$S_4/V_4$ isomorphic to $S_3$ - Understanding Attached Tables

I'm guessing that by $\,Z_4\,$ you actually mean the Klein viergrupp

$$C_2\times C_2\cong \{(1)\,,\,(12)(34)\,,\,(13)(24)\,,\,(14)(23)\}$$

since the above one is the only normal subgroup of order $\,4\,$ of $\,S_4\,$ , but then, since the cyclic group of order $\,6\,$ is obviously abelian ,we get

$$S_4/Z_4\cong C_6\Longleftrightarrow S_4^{'}\leq Z_4$$

and this is false since $\,(123)\notin Z_4\,$ , but $\,(123)\in A_4=S_4^{'}\,$.

Thus, as the only other group of order $\,6\,$, up to isomorphism, is $\,S_3\,$ ,we get that $\,S_4/Z_4\cong S_3\,$

A coset of $V_4$ is a set $gV_4=\{gv:v\in V_4\}$. So in fact any coset of $V_4$ formed by a $g\in G$ which is not in $V_4$ will contain no elements of $V_4$. (This is easy to prove; try it.)

DonAntonio has shown you a somewhat advanced way to see how $S_3\cong S_4/V_4$, but considering your questions for us, I think that the best way to see it, at this point, would be to write out the actual isomorphism $\mu:S_4/V_4\rightarrow S_3$. Use the cosets they've given you. Ensure you know how coset multiplication works - $(gV_4)(hV_4)=(gh)V_4$. You might have to go back and review some definitions.

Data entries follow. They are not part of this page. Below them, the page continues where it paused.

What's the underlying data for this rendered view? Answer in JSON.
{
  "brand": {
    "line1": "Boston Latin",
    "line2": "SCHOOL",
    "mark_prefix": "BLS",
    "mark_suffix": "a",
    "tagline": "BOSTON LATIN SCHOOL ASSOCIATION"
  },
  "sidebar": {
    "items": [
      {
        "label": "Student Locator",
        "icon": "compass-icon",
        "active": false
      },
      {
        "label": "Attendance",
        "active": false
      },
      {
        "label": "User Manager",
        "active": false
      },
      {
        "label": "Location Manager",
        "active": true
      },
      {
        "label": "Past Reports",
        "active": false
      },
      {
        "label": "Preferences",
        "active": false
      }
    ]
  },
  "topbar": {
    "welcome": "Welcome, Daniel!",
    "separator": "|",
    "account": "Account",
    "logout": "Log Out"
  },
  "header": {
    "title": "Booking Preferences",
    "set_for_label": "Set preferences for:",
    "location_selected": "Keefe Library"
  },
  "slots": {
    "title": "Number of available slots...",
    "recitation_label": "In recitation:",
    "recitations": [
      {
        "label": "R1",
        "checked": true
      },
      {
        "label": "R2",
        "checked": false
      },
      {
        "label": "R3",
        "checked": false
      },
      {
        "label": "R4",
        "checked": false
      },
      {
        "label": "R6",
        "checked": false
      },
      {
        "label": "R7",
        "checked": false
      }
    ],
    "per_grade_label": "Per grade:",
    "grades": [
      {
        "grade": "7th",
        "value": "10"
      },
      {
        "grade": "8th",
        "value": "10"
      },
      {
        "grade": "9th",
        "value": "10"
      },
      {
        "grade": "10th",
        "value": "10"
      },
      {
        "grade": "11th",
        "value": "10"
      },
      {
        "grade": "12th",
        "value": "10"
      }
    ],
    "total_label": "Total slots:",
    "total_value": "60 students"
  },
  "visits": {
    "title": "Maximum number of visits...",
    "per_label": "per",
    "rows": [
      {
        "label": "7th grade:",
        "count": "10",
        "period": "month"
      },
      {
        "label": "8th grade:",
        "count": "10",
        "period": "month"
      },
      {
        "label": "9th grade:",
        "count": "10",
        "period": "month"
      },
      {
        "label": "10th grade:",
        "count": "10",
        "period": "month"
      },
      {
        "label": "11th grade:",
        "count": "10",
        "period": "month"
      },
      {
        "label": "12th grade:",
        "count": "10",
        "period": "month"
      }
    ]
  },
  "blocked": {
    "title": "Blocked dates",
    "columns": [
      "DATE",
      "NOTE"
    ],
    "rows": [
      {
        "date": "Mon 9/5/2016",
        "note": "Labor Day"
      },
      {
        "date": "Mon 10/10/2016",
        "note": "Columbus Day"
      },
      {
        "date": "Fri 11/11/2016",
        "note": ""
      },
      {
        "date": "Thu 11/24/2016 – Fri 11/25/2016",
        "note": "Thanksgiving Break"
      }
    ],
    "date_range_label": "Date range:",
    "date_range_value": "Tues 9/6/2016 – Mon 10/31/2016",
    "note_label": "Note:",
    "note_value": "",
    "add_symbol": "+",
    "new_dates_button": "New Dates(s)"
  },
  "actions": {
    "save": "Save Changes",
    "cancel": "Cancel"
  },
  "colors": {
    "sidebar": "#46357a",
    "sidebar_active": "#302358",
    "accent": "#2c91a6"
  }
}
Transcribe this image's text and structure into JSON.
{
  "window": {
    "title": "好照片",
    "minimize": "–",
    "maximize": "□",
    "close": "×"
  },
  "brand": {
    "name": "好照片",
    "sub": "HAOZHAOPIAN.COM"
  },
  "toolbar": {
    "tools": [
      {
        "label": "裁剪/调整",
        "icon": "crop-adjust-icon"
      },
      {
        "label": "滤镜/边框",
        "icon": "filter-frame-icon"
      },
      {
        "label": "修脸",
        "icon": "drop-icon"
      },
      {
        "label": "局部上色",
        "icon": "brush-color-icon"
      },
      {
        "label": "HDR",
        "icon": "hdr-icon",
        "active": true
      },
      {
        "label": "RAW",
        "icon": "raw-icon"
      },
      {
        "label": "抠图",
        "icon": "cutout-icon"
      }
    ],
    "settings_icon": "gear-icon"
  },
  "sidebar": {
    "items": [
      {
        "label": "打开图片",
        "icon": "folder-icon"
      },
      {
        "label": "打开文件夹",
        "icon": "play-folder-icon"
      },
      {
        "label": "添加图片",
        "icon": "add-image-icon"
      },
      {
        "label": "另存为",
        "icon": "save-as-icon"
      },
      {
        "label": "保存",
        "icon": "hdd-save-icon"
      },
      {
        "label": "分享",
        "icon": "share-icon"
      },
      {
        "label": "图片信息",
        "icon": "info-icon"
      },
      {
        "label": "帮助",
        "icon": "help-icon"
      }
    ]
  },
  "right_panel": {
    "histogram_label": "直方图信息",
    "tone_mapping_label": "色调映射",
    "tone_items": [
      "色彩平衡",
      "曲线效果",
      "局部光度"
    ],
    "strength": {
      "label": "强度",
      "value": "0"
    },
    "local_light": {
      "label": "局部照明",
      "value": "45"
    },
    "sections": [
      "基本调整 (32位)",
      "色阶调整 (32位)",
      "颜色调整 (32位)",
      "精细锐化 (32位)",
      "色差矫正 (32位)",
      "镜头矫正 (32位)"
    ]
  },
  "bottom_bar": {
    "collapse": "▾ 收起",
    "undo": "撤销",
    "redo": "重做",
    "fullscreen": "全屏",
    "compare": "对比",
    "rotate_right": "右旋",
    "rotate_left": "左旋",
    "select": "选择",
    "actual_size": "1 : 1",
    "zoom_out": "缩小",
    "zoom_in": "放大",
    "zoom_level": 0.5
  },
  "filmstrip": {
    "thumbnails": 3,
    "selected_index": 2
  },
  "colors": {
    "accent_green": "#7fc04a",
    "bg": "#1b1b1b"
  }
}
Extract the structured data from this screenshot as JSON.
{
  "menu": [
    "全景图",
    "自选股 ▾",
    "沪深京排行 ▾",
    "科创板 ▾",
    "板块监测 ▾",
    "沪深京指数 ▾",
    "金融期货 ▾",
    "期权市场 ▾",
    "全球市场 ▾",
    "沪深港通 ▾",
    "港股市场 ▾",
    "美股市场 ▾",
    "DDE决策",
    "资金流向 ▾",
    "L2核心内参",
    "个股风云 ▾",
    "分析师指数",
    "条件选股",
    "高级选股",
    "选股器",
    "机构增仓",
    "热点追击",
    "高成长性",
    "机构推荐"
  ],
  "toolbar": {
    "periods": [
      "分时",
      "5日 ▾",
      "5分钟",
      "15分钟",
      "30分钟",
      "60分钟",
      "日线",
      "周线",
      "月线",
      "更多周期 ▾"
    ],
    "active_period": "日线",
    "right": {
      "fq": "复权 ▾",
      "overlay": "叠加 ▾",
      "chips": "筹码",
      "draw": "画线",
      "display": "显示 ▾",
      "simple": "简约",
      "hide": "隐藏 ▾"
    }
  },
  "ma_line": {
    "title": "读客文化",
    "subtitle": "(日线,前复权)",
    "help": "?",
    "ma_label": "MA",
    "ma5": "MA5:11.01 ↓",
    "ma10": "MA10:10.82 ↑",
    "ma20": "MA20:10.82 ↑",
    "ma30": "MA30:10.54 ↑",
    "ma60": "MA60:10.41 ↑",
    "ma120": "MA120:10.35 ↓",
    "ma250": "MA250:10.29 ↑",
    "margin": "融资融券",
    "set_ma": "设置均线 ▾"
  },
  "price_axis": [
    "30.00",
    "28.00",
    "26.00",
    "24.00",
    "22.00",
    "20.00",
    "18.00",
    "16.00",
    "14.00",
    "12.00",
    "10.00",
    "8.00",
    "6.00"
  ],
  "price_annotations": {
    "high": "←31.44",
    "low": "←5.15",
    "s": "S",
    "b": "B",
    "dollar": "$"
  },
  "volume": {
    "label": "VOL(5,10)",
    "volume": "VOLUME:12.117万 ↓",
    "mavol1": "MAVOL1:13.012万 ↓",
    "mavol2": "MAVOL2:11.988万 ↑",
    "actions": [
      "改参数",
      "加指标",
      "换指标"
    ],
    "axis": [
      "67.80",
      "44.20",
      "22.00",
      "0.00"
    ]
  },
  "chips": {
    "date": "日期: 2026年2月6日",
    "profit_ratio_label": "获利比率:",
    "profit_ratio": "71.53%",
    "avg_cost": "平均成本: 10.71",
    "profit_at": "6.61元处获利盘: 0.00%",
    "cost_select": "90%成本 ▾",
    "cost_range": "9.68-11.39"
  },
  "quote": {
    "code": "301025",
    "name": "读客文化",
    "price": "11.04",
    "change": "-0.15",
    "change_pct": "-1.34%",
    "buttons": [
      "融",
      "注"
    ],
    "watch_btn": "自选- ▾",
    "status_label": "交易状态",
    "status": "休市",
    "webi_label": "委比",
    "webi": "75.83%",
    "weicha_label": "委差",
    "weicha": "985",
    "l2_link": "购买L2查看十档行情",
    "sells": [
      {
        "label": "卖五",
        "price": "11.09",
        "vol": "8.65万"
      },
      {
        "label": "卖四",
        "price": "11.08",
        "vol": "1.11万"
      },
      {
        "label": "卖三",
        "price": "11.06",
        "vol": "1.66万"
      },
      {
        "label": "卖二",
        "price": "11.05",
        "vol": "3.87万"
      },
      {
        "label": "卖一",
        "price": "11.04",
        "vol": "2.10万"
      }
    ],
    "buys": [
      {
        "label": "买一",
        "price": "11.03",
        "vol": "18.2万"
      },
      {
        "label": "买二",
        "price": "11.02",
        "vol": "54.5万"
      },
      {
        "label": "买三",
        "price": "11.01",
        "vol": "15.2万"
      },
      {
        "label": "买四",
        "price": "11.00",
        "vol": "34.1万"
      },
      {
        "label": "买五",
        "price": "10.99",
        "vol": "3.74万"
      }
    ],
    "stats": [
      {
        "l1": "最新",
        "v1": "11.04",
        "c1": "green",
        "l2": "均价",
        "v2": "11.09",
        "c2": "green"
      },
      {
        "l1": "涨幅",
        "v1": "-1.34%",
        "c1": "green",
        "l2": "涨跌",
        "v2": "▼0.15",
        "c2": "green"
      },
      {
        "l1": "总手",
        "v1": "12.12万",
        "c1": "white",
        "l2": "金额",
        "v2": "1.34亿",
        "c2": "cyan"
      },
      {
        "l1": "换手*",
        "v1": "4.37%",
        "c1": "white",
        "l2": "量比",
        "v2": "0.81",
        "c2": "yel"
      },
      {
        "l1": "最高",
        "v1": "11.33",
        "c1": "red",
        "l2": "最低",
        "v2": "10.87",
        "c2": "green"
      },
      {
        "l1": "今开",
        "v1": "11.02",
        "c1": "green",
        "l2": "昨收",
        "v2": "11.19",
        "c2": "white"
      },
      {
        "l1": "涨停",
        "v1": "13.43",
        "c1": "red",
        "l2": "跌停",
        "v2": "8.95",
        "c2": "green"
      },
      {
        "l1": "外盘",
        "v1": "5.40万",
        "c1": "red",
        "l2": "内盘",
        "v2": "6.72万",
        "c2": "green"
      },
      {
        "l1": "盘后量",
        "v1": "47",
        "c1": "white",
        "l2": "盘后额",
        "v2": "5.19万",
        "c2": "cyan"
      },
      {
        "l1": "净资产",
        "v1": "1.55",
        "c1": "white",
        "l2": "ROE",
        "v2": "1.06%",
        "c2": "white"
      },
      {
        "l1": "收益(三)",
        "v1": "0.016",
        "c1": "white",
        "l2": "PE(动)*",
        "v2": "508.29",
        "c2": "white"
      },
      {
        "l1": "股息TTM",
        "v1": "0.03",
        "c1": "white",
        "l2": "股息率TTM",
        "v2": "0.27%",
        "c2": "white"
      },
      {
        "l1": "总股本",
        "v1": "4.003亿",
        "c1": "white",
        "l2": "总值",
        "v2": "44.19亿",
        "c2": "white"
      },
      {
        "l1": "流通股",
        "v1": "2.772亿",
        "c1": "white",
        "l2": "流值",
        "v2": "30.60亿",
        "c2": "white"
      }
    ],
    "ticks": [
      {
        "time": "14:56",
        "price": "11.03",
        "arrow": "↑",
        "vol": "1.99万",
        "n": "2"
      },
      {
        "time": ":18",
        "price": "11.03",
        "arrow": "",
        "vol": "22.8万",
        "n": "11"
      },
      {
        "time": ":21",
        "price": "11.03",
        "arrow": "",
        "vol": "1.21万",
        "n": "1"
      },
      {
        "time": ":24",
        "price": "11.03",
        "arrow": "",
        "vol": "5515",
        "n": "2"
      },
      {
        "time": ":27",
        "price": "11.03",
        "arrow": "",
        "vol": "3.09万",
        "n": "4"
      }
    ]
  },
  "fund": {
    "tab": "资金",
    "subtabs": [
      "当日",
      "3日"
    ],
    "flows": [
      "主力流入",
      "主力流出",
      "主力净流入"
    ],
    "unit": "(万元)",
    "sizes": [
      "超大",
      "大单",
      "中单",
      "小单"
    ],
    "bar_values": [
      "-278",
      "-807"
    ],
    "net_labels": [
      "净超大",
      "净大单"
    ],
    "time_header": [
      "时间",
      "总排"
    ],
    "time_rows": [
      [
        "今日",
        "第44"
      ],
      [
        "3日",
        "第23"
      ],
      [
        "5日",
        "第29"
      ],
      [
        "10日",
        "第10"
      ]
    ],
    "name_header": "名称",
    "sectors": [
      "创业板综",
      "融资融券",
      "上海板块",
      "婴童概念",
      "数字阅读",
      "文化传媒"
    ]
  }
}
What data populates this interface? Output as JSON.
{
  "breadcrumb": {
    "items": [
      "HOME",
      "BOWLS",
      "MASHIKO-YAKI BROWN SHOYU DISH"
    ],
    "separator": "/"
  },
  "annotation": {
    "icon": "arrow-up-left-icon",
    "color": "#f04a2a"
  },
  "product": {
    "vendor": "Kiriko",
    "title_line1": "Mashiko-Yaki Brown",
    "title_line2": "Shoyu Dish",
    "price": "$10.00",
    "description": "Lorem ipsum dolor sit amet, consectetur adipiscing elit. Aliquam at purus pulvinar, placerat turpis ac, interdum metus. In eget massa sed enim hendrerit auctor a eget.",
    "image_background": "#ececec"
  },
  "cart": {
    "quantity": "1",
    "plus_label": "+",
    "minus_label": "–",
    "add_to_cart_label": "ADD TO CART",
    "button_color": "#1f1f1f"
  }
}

Where are the rest of the elements of $S_4/V_4$? Try computing one of them. You'll see that it's equal to one of the cosets already listed in the green section. (Remember that the order of elements in a set doesn't matter, and also that re-cycling the elements in a cycle also doesn't change it: (1,2,4,3) = (2,4,3,1) = (4,3,1,2) = (3,1,2,4)).